American Civil Liberties Union, Electronic Frontier Foundation, and the Knight First Amendment Institute at Columbia University wrote: “Such a ban is unprecedented in our country and, if it goes into effect, will cause an extraordinary disruption in Americans’ ability to engage with the content and audiences of their choice online. The D.C. Circuit’s opinion upholding the ban ostensibly applied strict scrutiny under the First Amendment, but it subjected the government’s assertions to little genuine scrutiny in the end. In failing to closely examine the government’s claims, the court of appeals ran afoul of this Court’s rulings. At the same time, it rightly acknowledged one central fact bearing on Applicants’ requests for temporary relief: the government has not presented credible evidence of ongoing or imminent harm caused by TikTok. That being the case, this Court should have the opportunity to assess the merits of the ban for itself , properly applying the governing First Amendment standards, before Americans are forced from an app used by so many to speak and share.”

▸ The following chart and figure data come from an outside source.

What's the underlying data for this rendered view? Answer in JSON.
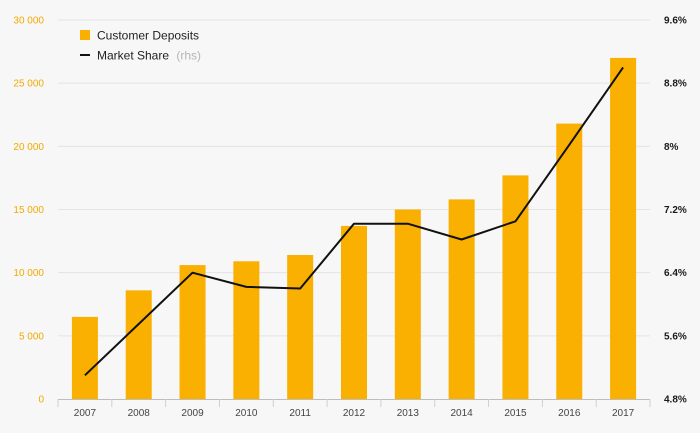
{
  "chart_data": {
    "type": "bar",
    "categories": [
      "2007",
      "2008",
      "2009",
      "2010",
      "2011",
      "2012",
      "2013",
      "2014",
      "2015",
      "2016",
      "2017"
    ],
    "series": [
      {
        "name": "Customer Deposits",
        "type": "bar",
        "axis": "left",
        "color": "#f9b000",
        "values": [
          6500,
          8600,
          10600,
          10900,
          11400,
          13700,
          15000,
          15800,
          17700,
          21800,
          27000
        ]
      },
      {
        "name": "Market Share",
        "name_suffix": "(rhs)",
        "type": "line",
        "axis": "right",
        "color": "#111111",
        "values": [
          5.1,
          5.75,
          6.4,
          6.22,
          6.2,
          7.02,
          7.02,
          6.82,
          7.05,
          8.02,
          9.0
        ]
      }
    ],
    "left_axis": {
      "ylim": [
        0,
        30000
      ],
      "ticks": [
        0,
        5000,
        10000,
        15000,
        20000,
        25000,
        30000
      ],
      "tick_labels": [
        "0",
        "5 000",
        "10 000",
        "15 000",
        "20 000",
        "25 000",
        "30 000"
      ],
      "tick_color": "#f2a900"
    },
    "right_axis": {
      "ylim": [
        4.8,
        9.6
      ],
      "ticks": [
        4.8,
        5.6,
        6.4,
        7.2,
        8,
        8.8,
        9.6
      ],
      "tick_labels": [
        "4.8%",
        "5.6%",
        "6.4%",
        "7.2%",
        "8%",
        "8.8%",
        "9.6%"
      ]
    },
    "grid": true,
    "legend": "top-left"
  }
}
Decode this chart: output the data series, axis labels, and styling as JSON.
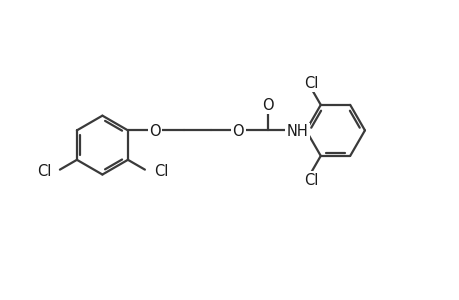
{
  "bg_color": "#ffffff",
  "line_color": "#3a3a3a",
  "text_color": "#1a1a1a",
  "line_width": 1.6,
  "font_size": 10.5,
  "figsize": [
    4.6,
    3.0
  ],
  "dpi": 100,
  "xlim": [
    0,
    9.2
  ],
  "ylim": [
    0,
    6.0
  ]
}
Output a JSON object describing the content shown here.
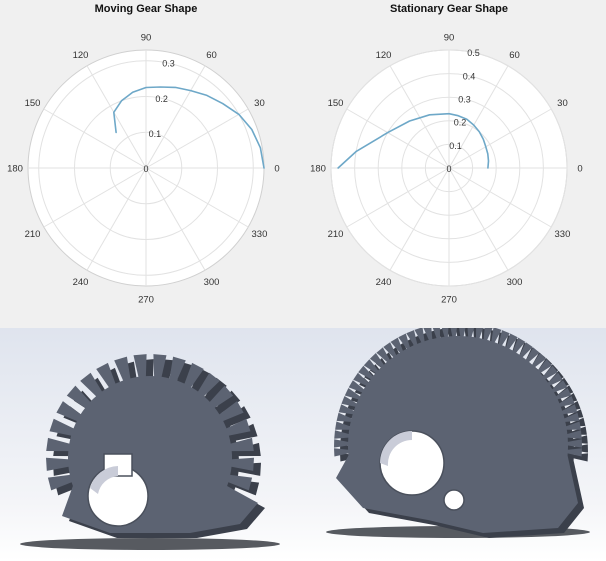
{
  "chart_data": [
    {
      "type": "polar-line",
      "title": "Moving Gear Shape",
      "angle_labels": [
        "0",
        "30",
        "60",
        "90",
        "120",
        "150",
        "180",
        "210",
        "240",
        "270",
        "300",
        "330"
      ],
      "r_ticks": [
        "0",
        "0.1",
        "0.2",
        "0.3"
      ],
      "r_max": 0.33,
      "series": [
        {
          "color": "#6ea8c8",
          "theta_deg": [
            0,
            10,
            20,
            30,
            40,
            50,
            60,
            70,
            80,
            90,
            100,
            110,
            120,
            130
          ],
          "r": [
            0.33,
            0.325,
            0.315,
            0.3,
            0.28,
            0.265,
            0.25,
            0.24,
            0.23,
            0.225,
            0.215,
            0.2,
            0.18,
            0.13
          ]
        }
      ]
    },
    {
      "type": "polar-line",
      "title": "Stationary Gear Shape",
      "angle_labels": [
        "0",
        "30",
        "60",
        "90",
        "120",
        "150",
        "180",
        "210",
        "240",
        "270",
        "300",
        "330"
      ],
      "r_ticks": [
        "0",
        "0.1",
        "0.2",
        "0.3",
        "0.4",
        "0.5"
      ],
      "r_max": 0.5,
      "series": [
        {
          "color": "#6ea8c8",
          "theta_deg": [
            0,
            10,
            20,
            30,
            40,
            50,
            60,
            70,
            80,
            90,
            110,
            130,
            150,
            170,
            180
          ],
          "r": [
            0.165,
            0.17,
            0.175,
            0.18,
            0.19,
            0.2,
            0.21,
            0.22,
            0.225,
            0.23,
            0.24,
            0.26,
            0.3,
            0.4,
            0.47
          ]
        }
      ]
    }
  ],
  "renders": {
    "left_gear_color": "#5c6372",
    "right_gear_color": "#5c6372"
  }
}
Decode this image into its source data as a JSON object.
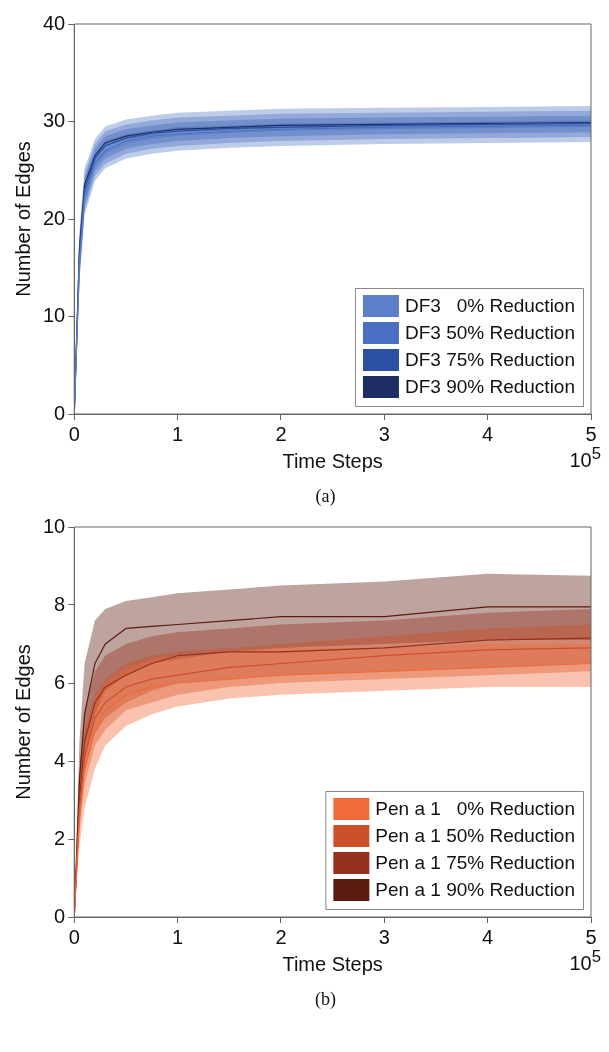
{
  "chart_data": [
    {
      "type": "line",
      "xlabel": "Time Steps",
      "ylabel": "Number of Edges",
      "annotations": [
        "10$^{5}$",
        "(a)"
      ],
      "xlim": [
        0,
        5
      ],
      "xticks": [
        0,
        1,
        2,
        3,
        4,
        5
      ],
      "ylim": [
        0,
        40
      ],
      "yticks": [
        0,
        10,
        20,
        30,
        40
      ],
      "grid": false,
      "legend": "bottom right",
      "marker": "none",
      "line_style": "solid",
      "x": [
        0,
        0.05,
        0.1,
        0.2,
        0.3,
        0.5,
        0.75,
        1,
        1.5,
        2,
        3,
        4,
        5
      ],
      "series": [
        {
          "name": "DF3   0% Reduction",
          "color": "#5b7fc9",
          "values": [
            0,
            15,
            22,
            25.5,
            26.8,
            27.8,
            28.3,
            28.6,
            28.9,
            29.1,
            29.3,
            29.4,
            29.5
          ],
          "lower": [
            0,
            13.4,
            20.4,
            23.9,
            25.2,
            26.2,
            26.7,
            27,
            27.3,
            27.5,
            27.7,
            27.8,
            27.9
          ],
          "upper": [
            0,
            18.7,
            25.2,
            28.2,
            29.5,
            30.2,
            30.6,
            30.9,
            31.1,
            31.3,
            31.4,
            31.5,
            31.6
          ]
        },
        {
          "name": "DF3 50% Reduction",
          "color": "#4a6fc0",
          "values": [
            0,
            15.5,
            22.5,
            25.8,
            27,
            28,
            28.5,
            28.7,
            29,
            29.2,
            29.4,
            29.5,
            29.6
          ],
          "lower": [
            0,
            13.9,
            20.9,
            24.4,
            25.7,
            26.7,
            27.2,
            27.5,
            27.8,
            28,
            28.2,
            28.3,
            28.4
          ],
          "upper": [
            0,
            18.2,
            24.7,
            27.7,
            29,
            29.7,
            30.1,
            30.4,
            30.6,
            30.8,
            30.9,
            31,
            31.1
          ]
        },
        {
          "name": "DF3 75% Reduction",
          "color": "#2a4fa3",
          "values": [
            0,
            16.5,
            23,
            26.2,
            27.5,
            28.3,
            28.8,
            29,
            29.3,
            29.4,
            29.6,
            29.7,
            29.8
          ],
          "lower": [
            0,
            14.4,
            21.4,
            24.9,
            26.2,
            27.2,
            27.7,
            28,
            28.3,
            28.5,
            28.7,
            28.8,
            28.9
          ],
          "upper": [
            0,
            17.7,
            24.2,
            27.2,
            28.5,
            29.2,
            29.6,
            29.9,
            30.1,
            30.3,
            30.4,
            30.5,
            30.6
          ]
        },
        {
          "name": "DF3 90% Reduction",
          "color": "#1f2f66",
          "values": [
            0,
            17,
            23.5,
            26.5,
            27.8,
            28.5,
            28.9,
            29.2,
            29.4,
            29.6,
            29.7,
            29.8,
            29.9
          ],
          "lower": [
            0,
            16.7,
            23.2,
            26.2,
            27.5,
            28.2,
            28.6,
            28.9,
            29.1,
            29.3,
            29.4,
            29.5,
            29.6
          ],
          "upper": [
            0,
            17.2,
            23.7,
            26.7,
            28,
            28.7,
            29.1,
            29.4,
            29.6,
            29.8,
            29.9,
            30,
            30.1
          ]
        }
      ]
    },
    {
      "type": "line",
      "xlabel": "Time Steps",
      "ylabel": "Number of Edges",
      "annotations": [
        "10$^{5}$",
        "(b)"
      ],
      "xlim": [
        0,
        5
      ],
      "xticks": [
        0,
        1,
        2,
        3,
        4,
        5
      ],
      "ylim": [
        0,
        10
      ],
      "yticks": [
        0,
        2,
        4,
        6,
        8,
        10
      ],
      "grid": false,
      "legend": "bottom right",
      "marker": "none",
      "line_style": "solid",
      "x": [
        0,
        0.05,
        0.1,
        0.2,
        0.3,
        0.5,
        0.75,
        1,
        1.5,
        2,
        3,
        4,
        5
      ],
      "series": [
        {
          "name": "Pen a 1   0% Reduction",
          "color": "#f06a3a",
          "values": [
            0,
            2.5,
            3.8,
            4.8,
            5.3,
            5.7,
            5.9,
            6,
            6.1,
            6.2,
            6.3,
            6.4,
            6.5
          ],
          "lower": [
            0,
            1.8,
            2.8,
            3.8,
            4.4,
            4.9,
            5.2,
            5.4,
            5.6,
            5.7,
            5.8,
            5.9,
            5.9
          ],
          "upper": [
            0,
            3.2,
            4.6,
            5.6,
            6,
            6.4,
            6.6,
            6.7,
            6.8,
            6.9,
            6.9,
            7,
            7
          ]
        },
        {
          "name": "Pen a 1 50% Reduction",
          "color": "#cc5028",
          "values": [
            0,
            2.8,
            4.1,
            5.1,
            5.5,
            5.9,
            6.1,
            6.2,
            6.4,
            6.5,
            6.7,
            6.85,
            6.9
          ],
          "lower": [
            0,
            2.2,
            3.4,
            4.4,
            4.8,
            5.3,
            5.5,
            5.7,
            5.9,
            6,
            6.1,
            6.2,
            6.3
          ],
          "upper": [
            0,
            3.4,
            4.8,
            5.7,
            6.1,
            6.5,
            6.7,
            6.8,
            6.9,
            7,
            7.2,
            7.4,
            7.5
          ]
        },
        {
          "name": "Pen a 1 75% Reduction",
          "color": "#96301c",
          "values": [
            0,
            3,
            4.5,
            5.5,
            5.9,
            6.2,
            6.5,
            6.7,
            6.8,
            6.8,
            6.9,
            7.1,
            7.15
          ],
          "lower": [
            0,
            2.4,
            3.7,
            4.7,
            5.1,
            5.5,
            5.8,
            6,
            6.1,
            6.2,
            6.3,
            6.4,
            6.5
          ],
          "upper": [
            0,
            3.7,
            5.3,
            6.3,
            6.7,
            7,
            7.2,
            7.3,
            7.4,
            7.5,
            7.6,
            7.8,
            7.9
          ]
        },
        {
          "name": "Pen a 1 90% Reduction",
          "color": "#5c1a10",
          "values": [
            0,
            3.5,
            5.2,
            6.5,
            7,
            7.4,
            7.45,
            7.5,
            7.6,
            7.7,
            7.7,
            7.95,
            7.95
          ],
          "lower": [
            0,
            2.5,
            4,
            5.2,
            5.8,
            6.2,
            6.5,
            6.6,
            6.8,
            6.9,
            7,
            7.1,
            7.1
          ],
          "upper": [
            0,
            4.5,
            6.5,
            7.6,
            7.9,
            8.1,
            8.2,
            8.3,
            8.4,
            8.5,
            8.6,
            8.8,
            8.75
          ]
        }
      ]
    }
  ]
}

The Foundation for Individual Rights and Expression, the Institute for Justice, and the Reason Foundation filed a brief in support of TikTok. “The law imposes a prior restraint, and restricts speech based on both its content and viewpoint. As such, if not unconstitutional per se, it should be subject to the highest level of First Amendment scrutiny.” They argue that given the “grave consequences” to free speech doctrine and the millions of TikTok users, the high court should at least put the Act on hold before allowing the “drastic policy” to take effect. “Although the appellate panel was correct that the Act should be subject to the highest level of First Amendment scrutiny, it failed to actually hold the government to its burden of proof, and deferred too readily to unsupported assertions of a national security threat” posed by the Chinese government.
Senator Mitch McConnell said the court should deny TikTok’s emergency application. “Their First Amendment arguments are meritless and unsound. While the forced divesture may cause them irreparable harm, any delay caused by an injunction would be contrary to the public interest. This is a standard litigation play at the end of one administration, with a petitioner hoping that the next administration will provide a stay of execution. This Court should no more countenance it coming from foreign adversaries than it does from hardened criminals.”
Updated 12/18/2024 at 5 p.m. Eastern.